The SAIRLA-supported AFRINT IV project has been collecting data on agricultural intensification from 23 farming communities in seven regions in Malawi, Tanzania and Zambia since 2008. Policies in all countries have a strong focus on maize intensification and also target women as recipients of subsidised farm inputs. During this time, data on maize shows that only in the Zambian region has there been a sustained increase in yields, but this has been tied to a persistent gender gap. In the other two countries, yields have been stagnant. In the case of Malawi this is explained by poverty, land fragmentation and a gradual depletion of natural resources. In the case of Tanzania, withdrawal of subsidy schemes for maize in combination with new commercial opportunities in rice and tree crops appear to be changing land use patterns.
Despite these differences, women are united by some common characteristics: generally women experience mobility constraints as a result of domestic chores and socially restrictive norms. Moreover, the condition for co-financing to access subsidies disadvantages poorer households – many of which are headed by women.
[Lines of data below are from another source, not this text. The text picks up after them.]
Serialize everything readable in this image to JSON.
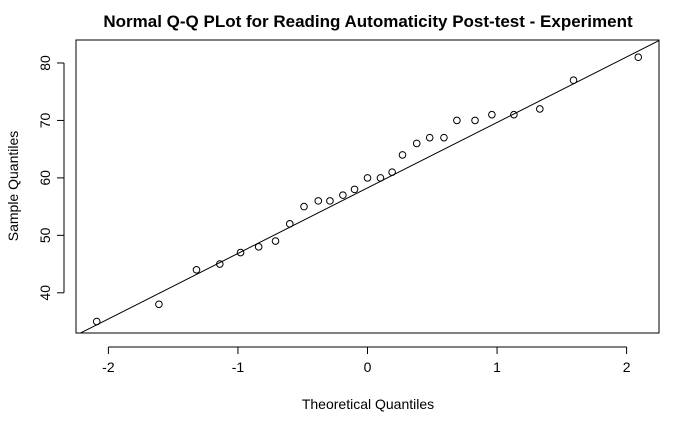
{
  "chart_data": {
    "type": "scatter",
    "title": "Normal Q-Q PLot for Reading Automaticity Post-test - Experiment",
    "xlabel": "Theoretical Quantiles",
    "ylabel": "Sample Quantiles",
    "xlim": [
      -2.25,
      2.25
    ],
    "ylim": [
      33,
      84
    ],
    "xticks": [
      "-2",
      "-1",
      "0",
      "1",
      "2"
    ],
    "yticks": [
      "40",
      "50",
      "60",
      "70",
      "80"
    ],
    "grid": false,
    "legend": "none",
    "series": [
      {
        "marker": "open-circle",
        "color": "#000000",
        "points": [
          {
            "x": -2.09,
            "y": 35
          },
          {
            "x": -1.61,
            "y": 38
          },
          {
            "x": -1.32,
            "y": 44
          },
          {
            "x": -1.14,
            "y": 45
          },
          {
            "x": -0.98,
            "y": 47
          },
          {
            "x": -0.84,
            "y": 48
          },
          {
            "x": -0.71,
            "y": 49
          },
          {
            "x": -0.6,
            "y": 52
          },
          {
            "x": -0.49,
            "y": 55
          },
          {
            "x": -0.38,
            "y": 56
          },
          {
            "x": -0.29,
            "y": 56
          },
          {
            "x": -0.19,
            "y": 57
          },
          {
            "x": -0.1,
            "y": 58
          },
          {
            "x": 0.0,
            "y": 60
          },
          {
            "x": 0.1,
            "y": 60
          },
          {
            "x": 0.19,
            "y": 61
          },
          {
            "x": 0.27,
            "y": 64
          },
          {
            "x": 0.38,
            "y": 66
          },
          {
            "x": 0.48,
            "y": 67
          },
          {
            "x": 0.59,
            "y": 67
          },
          {
            "x": 0.69,
            "y": 70
          },
          {
            "x": 0.83,
            "y": 70
          },
          {
            "x": 0.96,
            "y": 71
          },
          {
            "x": 1.13,
            "y": 71
          },
          {
            "x": 1.33,
            "y": 72
          },
          {
            "x": 1.59,
            "y": 77
          },
          {
            "x": 2.09,
            "y": 81
          }
        ]
      }
    ],
    "reference_line": {
      "color": "#000000",
      "x": [
        -2.25,
        2.25
      ],
      "y": [
        32.6,
        83.9
      ]
    }
  }
}
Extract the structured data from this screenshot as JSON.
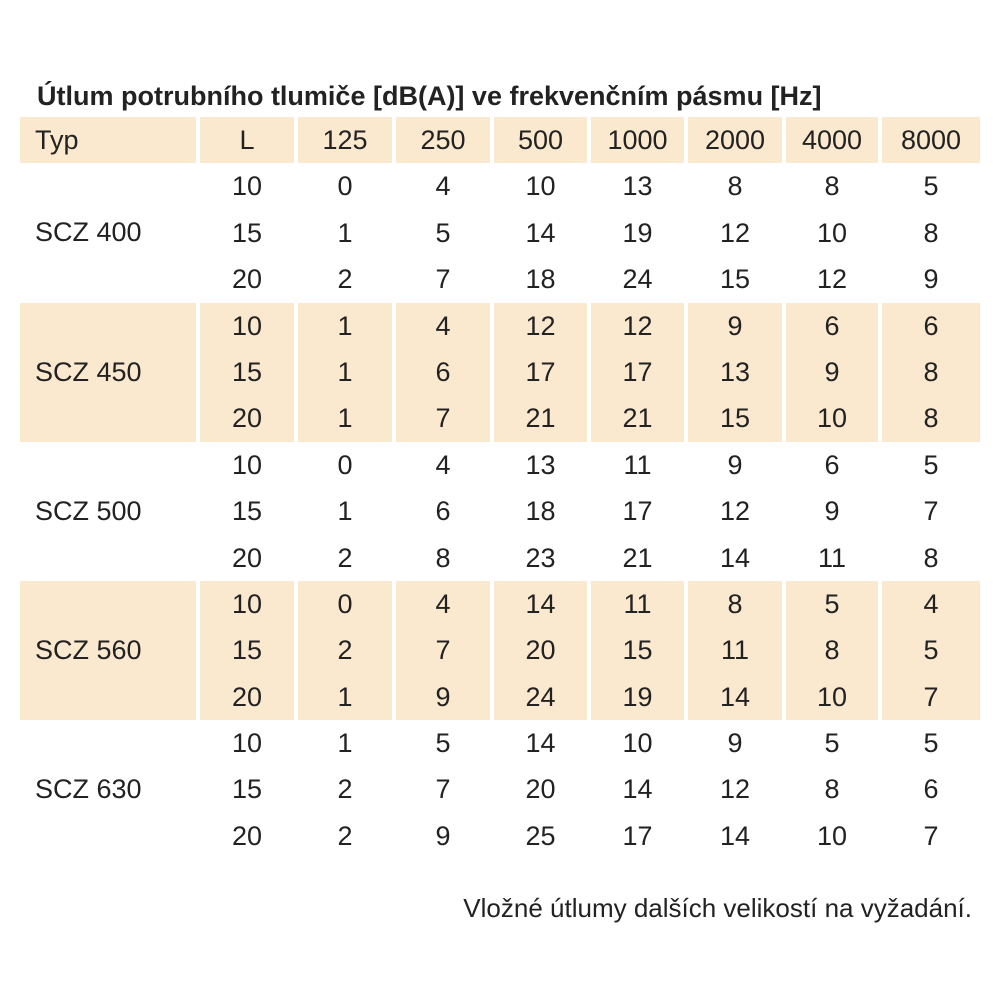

Finally, women’s access to labour is limited, both that of men in particular, but also the drudgery of their own domestic tasks and care burdens imposes restrictions on their time. The seasonality of smallholder agriculture means that the effects of these shortages on intensification are aggravated.
Policies need to redress all of these aspects, for instance through rural electrification and expanding basic healthcare for children, encouraging small scale enterprises among women and gender sensitisation campaigns that involve men as well as women.